Senate Bill 1715, sponsored by Senator Jennifer Boysko, and House Bill 2540, sponsored by Delegate Kathy Byron apply a reduced Retail Sales and Use Tax rate of 2.5 percent to essential personal hygiene products, including feminine hygiene products and nondurable incontinence products such as diapers. These products are currently subject to the full Retail Sales and Use Tax rate, which is 6 percent in Hampton Roads and Northern Virginia, 7 percent in the Historic Triangle, and 5.3 percent everywhere else in the Commonwealth.

“I am pleased to sign this commonsense legislation that makes these necessities more accessible and affordable,” said Governor Northam. “The essential nature of personal health care products is not up for debate and I commend the General Assembly for coming together to ensure these savings for Virginians.”

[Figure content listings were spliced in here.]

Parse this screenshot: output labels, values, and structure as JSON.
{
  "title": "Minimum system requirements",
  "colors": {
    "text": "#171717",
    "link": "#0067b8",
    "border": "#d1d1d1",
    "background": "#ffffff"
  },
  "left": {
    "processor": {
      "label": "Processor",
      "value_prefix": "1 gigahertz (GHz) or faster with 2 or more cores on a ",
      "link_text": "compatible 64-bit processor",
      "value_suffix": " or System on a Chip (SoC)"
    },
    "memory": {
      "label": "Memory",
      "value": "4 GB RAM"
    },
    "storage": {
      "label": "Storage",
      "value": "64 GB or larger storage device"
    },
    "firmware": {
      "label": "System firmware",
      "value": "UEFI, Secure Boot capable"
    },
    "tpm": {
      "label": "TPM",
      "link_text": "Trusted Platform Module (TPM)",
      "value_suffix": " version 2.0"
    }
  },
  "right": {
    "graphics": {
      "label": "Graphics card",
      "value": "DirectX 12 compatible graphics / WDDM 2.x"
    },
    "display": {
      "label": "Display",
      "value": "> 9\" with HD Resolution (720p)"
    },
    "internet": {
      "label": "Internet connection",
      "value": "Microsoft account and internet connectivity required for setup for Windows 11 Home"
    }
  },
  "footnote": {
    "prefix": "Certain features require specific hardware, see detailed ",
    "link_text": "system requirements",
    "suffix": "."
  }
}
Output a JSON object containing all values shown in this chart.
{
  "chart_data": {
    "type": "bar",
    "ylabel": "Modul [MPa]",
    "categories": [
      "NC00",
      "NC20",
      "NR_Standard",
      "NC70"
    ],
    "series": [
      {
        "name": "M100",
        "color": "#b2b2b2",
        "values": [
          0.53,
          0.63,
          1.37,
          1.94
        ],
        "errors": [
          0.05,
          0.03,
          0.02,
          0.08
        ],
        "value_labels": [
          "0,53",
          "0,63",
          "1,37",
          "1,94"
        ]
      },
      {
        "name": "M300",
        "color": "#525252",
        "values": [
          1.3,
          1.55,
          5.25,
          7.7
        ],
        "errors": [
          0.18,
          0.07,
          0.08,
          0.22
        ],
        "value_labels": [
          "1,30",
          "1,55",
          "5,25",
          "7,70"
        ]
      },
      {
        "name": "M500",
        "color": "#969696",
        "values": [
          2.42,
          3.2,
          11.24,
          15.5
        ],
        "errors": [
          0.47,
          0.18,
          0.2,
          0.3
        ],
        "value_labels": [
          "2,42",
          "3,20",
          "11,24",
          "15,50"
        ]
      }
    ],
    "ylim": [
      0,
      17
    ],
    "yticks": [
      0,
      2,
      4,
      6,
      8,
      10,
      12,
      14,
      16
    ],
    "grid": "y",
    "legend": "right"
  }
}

“I am thrilled to see passage of the Dignity Act,” said Senator Jennifer Boysko. “We know that menstrual supplies and diapers are necessary to leave home for work, school, and social activities. Lowering the tax on these necessities is the right thing to do. I am so glad we have made progress on the issue of menstrual equity and at long last will have tax relief for these products that women and families have to purchase. I appreciate that the Governor understands how important this issue is for so many Virginians. We are working together to get things done!”

“This legislation won widespread bipartisan support because it provides tax relief on necessities used by women and men young and old,” said Delegate Kathy Byron. “For the young family buying diapers to those purchasing other essentials for their health, the savings because of this bill will add up and be appreciated.”

SUMMARY AS PASSED: (all summaries)
Sales and use tax; reduced rate on essential personal hygiene products. Applies the reduced state sales and use tax rate of 1.5%, which under current law applies only to food purchased for human consumption, to essential personal hygiene products, defined in the bill as (i) nondurable incontinence products such as diapers, disposable undergarments, pads, and bed sheets; and (ii) menstrual cups and pads, pantyliners, sanitary napkins, tampons, and other products used to absorb or contain menstrual flow. The bill has a delayed effective date of January 1, 2020. This bill is identical to SB 1715.